After awakening but before getting up this morning, I fell into two brief naps that immediately became dreaming REM sleep. In the first, I crossed some gravel parking lots toward the back porch of an unfamiliar rental house in Bloomington. As I did so, a 1960s pastel aquamarine flake stretch limo with both rumble seats and additional strap-in seats on the rear bumper pulled up, and my sister Suzy, dead since 1988, popped out, running into the house excitedly and shouting a hello, and responding to my what the hell is going on by gesturing at the limo and shouting “that’s my Lyft!”
As I approached the house I noticed all of my guitars, basses, banjos, violins, and mandolins were set up on stands in the yard. I grabbed my favorite florentine and started pickin’ as I walked up the steps to the porch. For some reason the pick I had to hand was a flexi old-style Fender resin tortie and it immediately overheated and raised a burr which kept catching and fucking up my sustains. I was sufficiently distracted by this that I walked into the house without looking around to see who was there.

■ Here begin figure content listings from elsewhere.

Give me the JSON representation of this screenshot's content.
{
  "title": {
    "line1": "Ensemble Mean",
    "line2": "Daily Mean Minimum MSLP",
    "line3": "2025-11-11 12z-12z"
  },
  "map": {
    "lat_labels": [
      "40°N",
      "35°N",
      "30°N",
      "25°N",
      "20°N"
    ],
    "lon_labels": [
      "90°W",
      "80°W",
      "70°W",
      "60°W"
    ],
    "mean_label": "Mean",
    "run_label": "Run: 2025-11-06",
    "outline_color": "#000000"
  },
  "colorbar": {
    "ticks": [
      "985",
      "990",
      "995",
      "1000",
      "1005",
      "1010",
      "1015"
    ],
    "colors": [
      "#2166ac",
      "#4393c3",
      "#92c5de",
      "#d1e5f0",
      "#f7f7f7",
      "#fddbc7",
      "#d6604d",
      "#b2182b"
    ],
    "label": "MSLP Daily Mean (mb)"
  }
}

John Terrill greeted me effusively, guiding me through a packed session including maybe fifteen players, basically none from a folk tradition but including Mark McWhirter, who was very happy to see me, and I think Jim Manion and other people I know or have known.
John told me he wanted me to play the saudade, which in this dream was a thumb piano, not a style of Portuguese song and poetry, and handed me a gourd with a rack of two ranks of three metal vibrating tone producers, plugged it into a damaged Silvertone amp, and told me I had to hit it just right, man, just right.
So I did, and it was great, and I woke up experiencing seizure-like spasms in my arms and legs and was extremely dizzy.
I got some water and went back to bed, amused. I nearly immediately fell asleep again, and was in the back of a large van jouncing over crappy roads as I at first repeatedly attempted to organize a stack of vintage flyers in chronological order and then to perform something similar with a stack of mixed-source trading cards, becoming grouchier and grouchier as the vehicle’s juddering repeatedly made my task impossible. I exited the van for lunch or something and ran into an old coworker whom I was happy to see but less happy to spend time with, said coworker having a difficult personality. I hugged him, said good bye, and awakened again to flailing limbs and dizziness.